RENACIÓ EL TEMPLO MAYOR
RENACIÓ EL TEMPLO MAYOR
Somnoliento, el empleado de guardia de la Compañía de Luz y Fuerza del Centro hacía esfuerzos por descifrar el mensaje: “¿Cuál piedrot? ¿Qué?” La modorra medio la sacudió el necio timbrar del teléfono y la agitada respiración del imprudente en la línea.
Era la medianoche del 27 de febrero de 1978. Era el jefe de cuadrillas que realizaba trabajos de cableado subterráneo en la esquina de Argentina y Guatemala. Era apenas el fragmento de un monolito con el que topó el pico. Era la alerta a las autoridades de un posible gran hallazgo.
Al día siguiente el ombligo del Centro Histórico de la Ciudad de México era un caos. La vela nocturna había descubierto más de la mitad de lo que se perfilaba como alguna deidad azteca: ya Tonantzin, madre de los pueblos; ya Tleyoltécatl, devoradora de inmundicias. Solo que ninguna había sido decapitada.

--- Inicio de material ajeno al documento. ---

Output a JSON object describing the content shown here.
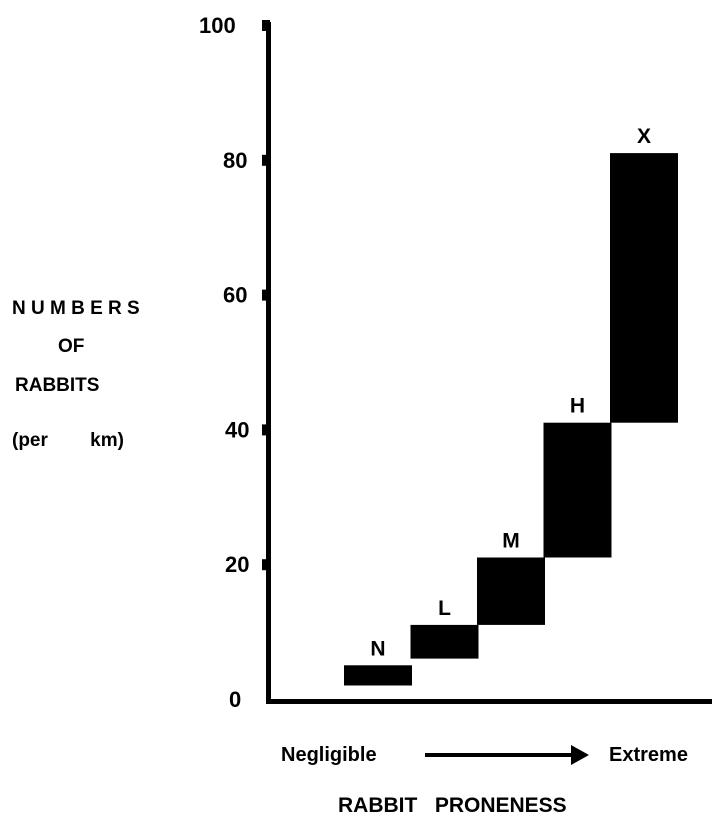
{
  "chart_data": {
    "type": "bar",
    "ylabel_lines": [
      "N U M B E R S",
      "OF",
      "RABBITS",
      "(per        km)"
    ],
    "xlabel": "RABBIT   PRONENESS",
    "x_start_label": "Negligible",
    "x_end_label": "Extreme",
    "yticks": [
      0,
      20,
      40,
      60,
      80,
      100
    ],
    "ylim": [
      0,
      100
    ],
    "series": [
      {
        "label": "N",
        "low": 2,
        "high": 5
      },
      {
        "label": "L",
        "low": 6,
        "high": 11
      },
      {
        "label": "M",
        "low": 11,
        "high": 21
      },
      {
        "label": "H",
        "low": 21,
        "high": 41
      },
      {
        "label": "X",
        "low": 41,
        "high": 81
      }
    ],
    "grid": false,
    "legend": "none",
    "bar_color": "#000000"
  }
}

Cercado el colosal boquete y cerrado el tránsito local, los expertos ampliarían largamente el abanico para concluir al fin que la mole de piedra era similar a otra descubierta en 1824: Coyolxauhqui, “la de los cascabeles en la cara”.
El mito había sido recogido por Fray Bernardino de Sahagún: Coatlicue, la madre de los dioses, se fascinó por una pluma multicolor recogida del suelo a la que guardaría en el seno… lo que le provocó quedar encinta dando a luz a Huitzilopochtli, dios de la Guerra, quien mataría a su madre armado de un hacha de teas encendidas.

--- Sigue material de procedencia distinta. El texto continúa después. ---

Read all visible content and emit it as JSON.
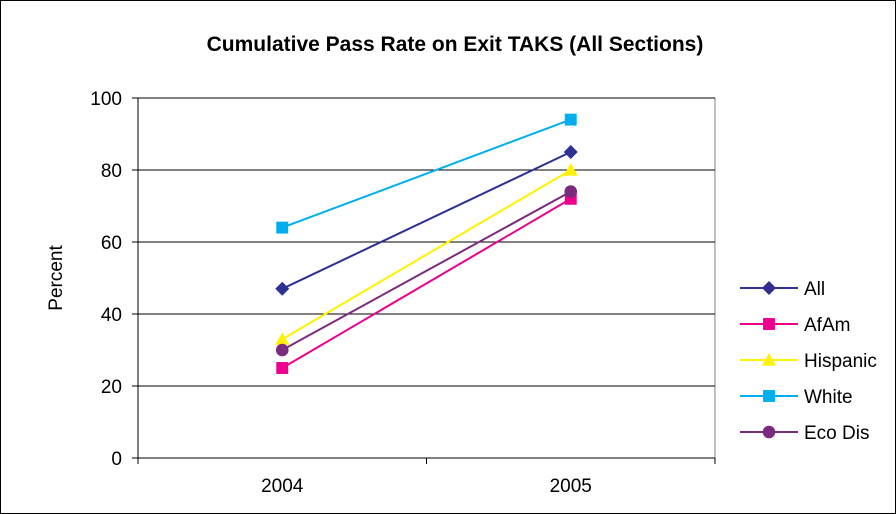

Los 400 hermanos de la diosa, quienes juraban venganza por la afrenta, serían derrotados por el hijo apenas nacido. El monolito descubierto muestra las partes desmembradas de la Coatlicue diseminadas en un círculo.

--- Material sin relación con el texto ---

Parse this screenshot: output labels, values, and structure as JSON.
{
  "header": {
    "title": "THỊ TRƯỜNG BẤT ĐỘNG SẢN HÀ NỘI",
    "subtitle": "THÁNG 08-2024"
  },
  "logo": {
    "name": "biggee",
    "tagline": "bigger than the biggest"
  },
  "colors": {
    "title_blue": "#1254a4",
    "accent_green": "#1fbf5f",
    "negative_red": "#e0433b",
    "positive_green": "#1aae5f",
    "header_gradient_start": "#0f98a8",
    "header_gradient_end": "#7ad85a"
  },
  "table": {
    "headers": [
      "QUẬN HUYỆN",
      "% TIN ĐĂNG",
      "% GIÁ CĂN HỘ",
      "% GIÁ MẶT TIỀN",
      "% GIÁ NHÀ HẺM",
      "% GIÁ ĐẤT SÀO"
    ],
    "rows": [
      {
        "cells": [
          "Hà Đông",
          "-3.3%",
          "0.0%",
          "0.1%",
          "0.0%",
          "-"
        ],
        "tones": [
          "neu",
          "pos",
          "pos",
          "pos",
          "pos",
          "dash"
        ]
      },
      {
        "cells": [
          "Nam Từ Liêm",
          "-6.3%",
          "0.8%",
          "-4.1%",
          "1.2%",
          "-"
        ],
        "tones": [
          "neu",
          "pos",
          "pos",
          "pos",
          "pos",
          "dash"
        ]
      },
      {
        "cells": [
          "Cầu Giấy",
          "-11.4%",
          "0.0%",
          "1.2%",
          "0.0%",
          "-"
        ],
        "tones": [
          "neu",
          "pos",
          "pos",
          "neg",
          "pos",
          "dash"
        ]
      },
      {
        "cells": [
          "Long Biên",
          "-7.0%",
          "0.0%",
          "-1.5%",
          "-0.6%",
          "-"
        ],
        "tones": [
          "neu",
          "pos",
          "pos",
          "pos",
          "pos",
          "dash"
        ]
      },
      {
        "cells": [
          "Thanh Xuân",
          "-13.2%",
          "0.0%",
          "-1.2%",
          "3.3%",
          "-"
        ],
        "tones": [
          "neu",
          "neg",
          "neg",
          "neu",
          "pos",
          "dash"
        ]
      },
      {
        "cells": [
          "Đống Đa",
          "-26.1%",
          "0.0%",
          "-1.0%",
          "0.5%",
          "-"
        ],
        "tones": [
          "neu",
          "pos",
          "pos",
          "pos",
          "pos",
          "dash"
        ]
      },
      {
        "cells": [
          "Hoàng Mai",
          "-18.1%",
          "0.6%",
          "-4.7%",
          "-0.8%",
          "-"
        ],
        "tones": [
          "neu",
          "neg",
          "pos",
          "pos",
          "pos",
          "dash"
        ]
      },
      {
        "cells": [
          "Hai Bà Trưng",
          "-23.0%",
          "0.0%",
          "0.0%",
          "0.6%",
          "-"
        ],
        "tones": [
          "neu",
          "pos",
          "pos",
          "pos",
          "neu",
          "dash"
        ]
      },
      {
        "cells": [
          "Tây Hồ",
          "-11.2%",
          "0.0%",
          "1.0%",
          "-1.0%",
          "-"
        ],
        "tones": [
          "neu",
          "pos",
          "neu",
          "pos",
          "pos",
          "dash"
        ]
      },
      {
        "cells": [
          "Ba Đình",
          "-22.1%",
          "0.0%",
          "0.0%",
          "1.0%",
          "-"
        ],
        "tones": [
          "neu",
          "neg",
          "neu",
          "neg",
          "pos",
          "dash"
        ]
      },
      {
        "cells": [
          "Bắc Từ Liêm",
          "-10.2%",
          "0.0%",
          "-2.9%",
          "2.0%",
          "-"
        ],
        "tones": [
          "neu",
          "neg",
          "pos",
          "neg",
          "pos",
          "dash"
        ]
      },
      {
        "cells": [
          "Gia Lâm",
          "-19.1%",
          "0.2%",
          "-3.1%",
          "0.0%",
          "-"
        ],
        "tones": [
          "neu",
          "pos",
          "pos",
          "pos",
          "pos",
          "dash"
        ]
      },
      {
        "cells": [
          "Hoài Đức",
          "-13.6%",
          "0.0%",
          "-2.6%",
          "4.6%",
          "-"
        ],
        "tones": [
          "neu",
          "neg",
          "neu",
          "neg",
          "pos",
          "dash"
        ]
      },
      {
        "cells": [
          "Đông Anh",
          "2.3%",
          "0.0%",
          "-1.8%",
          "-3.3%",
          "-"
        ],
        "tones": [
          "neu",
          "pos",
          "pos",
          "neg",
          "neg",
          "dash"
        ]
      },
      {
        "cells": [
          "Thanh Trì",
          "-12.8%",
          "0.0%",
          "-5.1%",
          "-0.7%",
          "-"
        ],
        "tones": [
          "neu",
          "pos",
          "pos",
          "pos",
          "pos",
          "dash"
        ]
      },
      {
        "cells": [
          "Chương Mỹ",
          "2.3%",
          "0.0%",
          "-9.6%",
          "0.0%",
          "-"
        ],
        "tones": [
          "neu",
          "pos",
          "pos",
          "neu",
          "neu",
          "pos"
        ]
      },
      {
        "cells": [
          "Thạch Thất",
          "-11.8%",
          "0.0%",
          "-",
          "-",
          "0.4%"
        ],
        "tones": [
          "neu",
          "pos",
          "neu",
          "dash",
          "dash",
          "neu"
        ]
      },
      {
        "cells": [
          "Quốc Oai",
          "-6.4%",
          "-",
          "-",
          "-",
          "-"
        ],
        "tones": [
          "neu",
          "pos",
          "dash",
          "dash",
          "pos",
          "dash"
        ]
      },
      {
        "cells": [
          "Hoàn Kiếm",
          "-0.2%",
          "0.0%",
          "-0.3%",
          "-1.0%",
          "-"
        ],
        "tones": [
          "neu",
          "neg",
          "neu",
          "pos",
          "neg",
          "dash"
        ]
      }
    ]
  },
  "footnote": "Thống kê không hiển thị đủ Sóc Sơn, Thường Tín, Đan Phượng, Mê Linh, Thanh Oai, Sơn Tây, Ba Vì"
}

El suceso se repite día a día por los siglos de los siglos: Coatlicue es la luna a la que flanquean las estrellas. Huitzilopochtli es el sol que la asesina otra vez. El patriarcado desplaza al matriarcado.
Fruto
Si en 1790, en una excavación de remodelación de la Plaza de Armas o Mayor se descubriría un monolito conocido como Piedra del Sol o Calendario Azteca, y el que representa la Coatlicue, colocando uno a un costado de la Catedral en proceso de construcción y otro en el edificio de la Real y Pontificia Universidad, ahora la diosa reaparecía atada al mito alusivo al desfile cotidiano de la luz y la oscuridad.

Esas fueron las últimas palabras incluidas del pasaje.